本記事は、電子書籍ストアeBookJapanに、連載「前島賢の本棚晒し」第10回として2014年11月28日に掲載されたものを、加筆修正の上再公開したものです。記述は基本的に連載当時のもので、現在とは異なる場合がありますが、ご了承ください。連載時に大変お世話になりました、そして、再公開を快諾頂きました株式会社イーブックイニシアティブジャパンの皆様に厚く御礼申し上げます。

 GレコのGは元気のGだ!
 小生は、富野由悠季監督のアニメが本当に大好きでありまして、『ガンダム Gのレコンギスタ』のおかげで毎日、元気でいられる昨今。ウェブの片隅から富野御大を応援すべく、今回は、この作品を紹介したい。

 偉大なるアニメ作家・富野由悠季は、みずから手がけた『機動戦士ガンダム』シリーズのノヴェライズをはじめ、多数の著作を持つ小説家としての顔も持つ。本作は、なかでもとりわけ評価が高く、「小説としての最高傑作」に推す人も少なくない作品だ。

 物語の舞台は、映画『逆襲のシャア』で描かれた宇宙世紀0093年の「第二次ネオ・ジオン抗争」「シャアの反乱」から12年後の宇宙世紀0105年。大好評のうちにOVA版が完結した『機動戦士ガンダムUC』の宇宙世紀0096年から、さらに未来の物語だ(正確に言えば、本書は、アニメ『逆襲のシャア』ではなく、その小説版の『ベルトーチカ・チルドレン』の続編となる為、『ガンダムUC』とはパラレルな関係にあるのだが、詳しいことは近くのガノタのお兄さんに訊いてほしい)。

 ホワイト・ベース隊をはじめ、数々のニュータイプ部隊を率いて戦ったブライト・ノアの息子であるハサウェイ・ノア。「シャアの反乱」において無断で出撃、愛する少女クェス・パラヤを殺害するという結果を招いた彼は、その記憶の呪縛から、反政府組織・マフティーに加わることとなる。
 時に宇宙世紀0105年、オーストラリアのアデレードでは、地球連邦政府高官の地球居住を認める法案の採決が行われようとしていた。これが可決されれば、地球環境の汚染が深刻化するばかりでなく、連邦政府の中枢は、地球に住む特権階級により事実上、世襲化される。
 ハサウェイ・ノアは、マフティー・ナビーユ・エリンを名乗り、法案の成立阻止と、腐敗した政府閣僚の粛正を掲げ、新たなるガンダム・Ξガンダムでエアーズロック上空を駆け抜ける……。

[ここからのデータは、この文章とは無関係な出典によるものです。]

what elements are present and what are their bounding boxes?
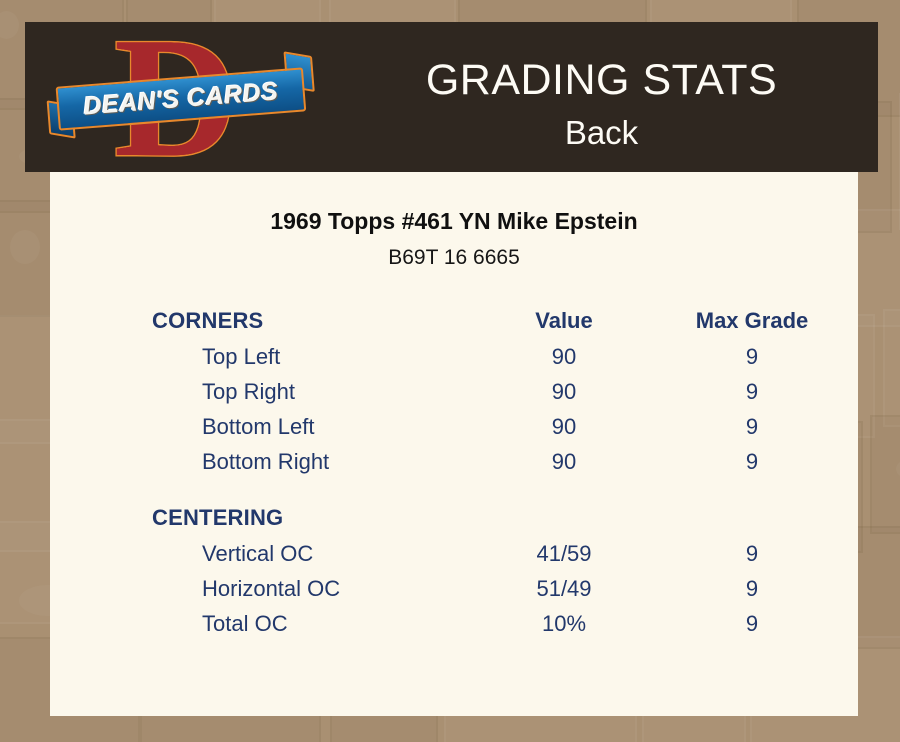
stat-label: Top Right [202,379,295,405]
logo-ribbon: DEAN'S CARDS [45,63,316,138]
page-title: GRADING STATS [325,56,878,105]
stat-label: Bottom Right [202,449,329,475]
stat-label: Total OC [202,611,288,637]
table-row: Vertical OC41/599 [152,541,858,576]
table-row: Top Right909 [152,379,858,414]
table-row: Total OC10%9 [152,611,858,646]
section-gap [152,484,858,505]
stat-max-grade: 9 [672,414,832,440]
section-header-centering: CENTERING [152,505,858,541]
section-title: CENTERING [152,505,283,531]
header-bar: D D DEAN'S CARDS GRADING STATS Back [25,22,878,172]
card-serial: B69T 16 6665 [50,246,858,270]
stat-max-grade: 9 [672,379,832,405]
stat-value: 51/49 [504,576,624,602]
table-row: Top Left909 [152,344,858,379]
table-row: Bottom Right909 [152,449,858,484]
section-title: CORNERS [152,308,263,334]
column-header-max-grade: Max Grade [672,308,832,334]
logo-wordmark: DEAN'S CARDS [56,67,307,130]
card-title: 1969 Topps #461 YN Mike Epstein [50,208,858,235]
stat-value: 10% [504,611,624,637]
stat-max-grade: 9 [672,576,832,602]
stat-label: Horizontal OC [202,576,340,602]
stat-max-grade: 9 [672,344,832,370]
stat-value: 41/59 [504,541,624,567]
table-row: Bottom Left909 [152,414,858,449]
deans-cards-logo: D D DEAN'S CARDS [47,27,317,167]
table-row: Horizontal OC51/499 [152,576,858,611]
stat-max-grade: 9 [672,611,832,637]
stat-label: Bottom Left [202,414,315,440]
stat-value: 90 [504,414,624,440]
content-panel: 1969 Topps #461 YN Mike Epstein B69T 16 … [50,172,858,716]
page-subtitle: Back [325,114,878,152]
stat-max-grade: 9 [672,541,832,567]
stat-label: Top Left [202,344,280,370]
grading-stats-table: CORNERSValueMax GradeTop Left909Top Righ… [152,308,858,646]
stat-label: Vertical OC [202,541,313,567]
section-header-corners: CORNERSValueMax Grade [152,308,858,344]
stat-max-grade: 9 [672,449,832,475]
page-root: D D DEAN'S CARDS GRADING STATS Back 1969… [0,0,900,742]
stat-value: 90 [504,344,624,370]
stat-value: 90 [504,379,624,405]
column-header-value: Value [504,308,624,334]
stat-value: 90 [504,449,624,475]
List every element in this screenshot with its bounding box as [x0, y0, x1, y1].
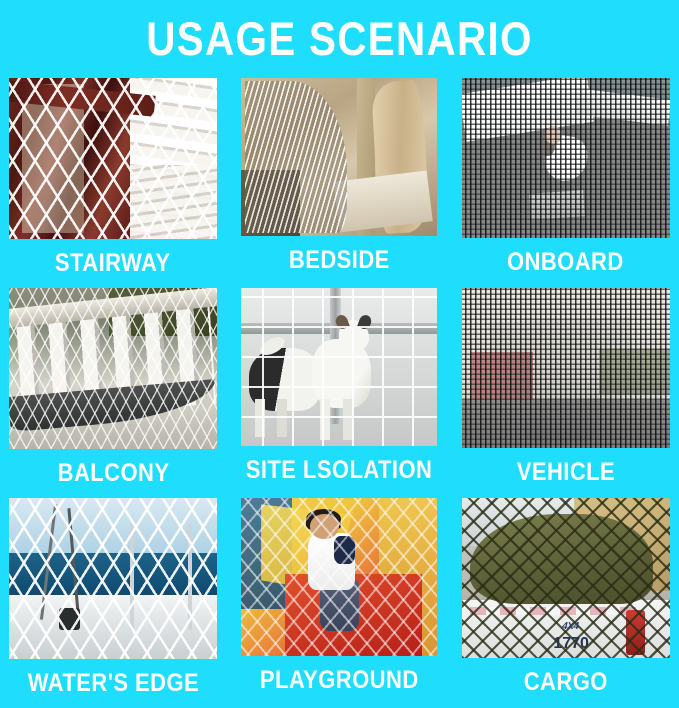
safety-net-overlay	[462, 498, 670, 658]
scenario-cell-vehicle: VEHICLE	[453, 288, 679, 498]
truck-number-decal: 1770	[553, 635, 589, 653]
safety-net-overlay	[9, 78, 217, 239]
scenario-image-balcony	[9, 288, 217, 449]
scenario-cell-waters-edge: WATER'S EDGE	[0, 498, 226, 708]
scenario-cell-onboard: ONBOARD	[453, 78, 679, 288]
usage-scenario-infographic: USAGE SCENARIO STAIRWAY BEDSID	[0, 0, 679, 679]
scenario-label-vehicle: VEHICLE	[517, 460, 615, 484]
scenario-cell-bedside: BEDSIDE	[226, 78, 452, 288]
safety-net-overlay	[9, 288, 217, 449]
scenario-image-cargo: 4X4 1770	[462, 498, 670, 658]
scenario-grid: STAIRWAY BEDSIDE	[0, 78, 679, 708]
safety-net-overlay	[462, 78, 670, 238]
scenario-cell-balcony: BALCONY	[0, 288, 226, 498]
scenario-image-stairway	[9, 78, 217, 239]
scenario-label-waters-edge: WATER'S EDGE	[27, 671, 198, 695]
scenario-cell-site-isolation: SITE LSOLATION	[226, 288, 452, 498]
safety-net-overlay	[241, 288, 437, 446]
scenario-label-onboard: ONBOARD	[507, 250, 624, 274]
scenario-cell-stairway: STAIRWAY	[0, 78, 226, 288]
safety-net-overlay	[241, 498, 437, 656]
scenario-image-onboard	[462, 78, 670, 238]
safety-net-overlay	[245, 81, 347, 233]
scenario-label-playground: PLAYGROUND	[260, 668, 419, 692]
safety-net-overlay	[462, 288, 670, 448]
truck-4x4-badge: 4X4	[560, 621, 579, 632]
scenario-label-site-isolation: SITE LSOLATION	[246, 458, 433, 482]
scenario-image-playground	[241, 498, 437, 656]
scenario-label-cargo: CARGO	[524, 670, 608, 694]
scenario-image-site-isolation	[241, 288, 437, 446]
scenario-image-waters-edge	[9, 498, 217, 659]
page-title: USAGE SCENARIO	[48, 14, 632, 64]
scenario-label-bedside: BEDSIDE	[289, 248, 390, 272]
scenario-label-balcony: BALCONY	[57, 461, 169, 485]
scenario-image-vehicle	[462, 288, 670, 448]
scenario-cell-playground: PLAYGROUND	[226, 498, 452, 708]
scenario-label-stairway: STAIRWAY	[55, 251, 171, 275]
safety-net-overlay	[9, 498, 217, 659]
scenario-cell-cargo: 4X4 1770 CARGO	[453, 498, 679, 708]
scenario-image-bedside	[241, 78, 437, 236]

 本作は、テロ組織マフティーのリーダー・ハサウェイと、それに対抗する連邦軍キルケー部隊を率いるケネス・スレッグ大佐というふたりの男の対決を主軸として展開されていく。
 ゲームなどでΞガンダムに触れたことのある方なら、そのライバルとして即座に思い出すのは、異形のMSペーネロペーとそのパイロットのレーン・エイムだろうが、意外なことに原作小説では、その影はけっこう薄い。
 本書の主題は、若さゆえに、テロという短絡的な戦いに走ってしまう、MSに乗った未成熟な青年・ハサウェイと、自己の所属する組織の腐敗に気付きながら、そこで生きることをみずからに許してしまう、MSを降りた老練な大人・ケネスという対比にあるからだろう。
 そして、だからこそΞを最後に迎え撃つのは……いや、ネタバレはすまい。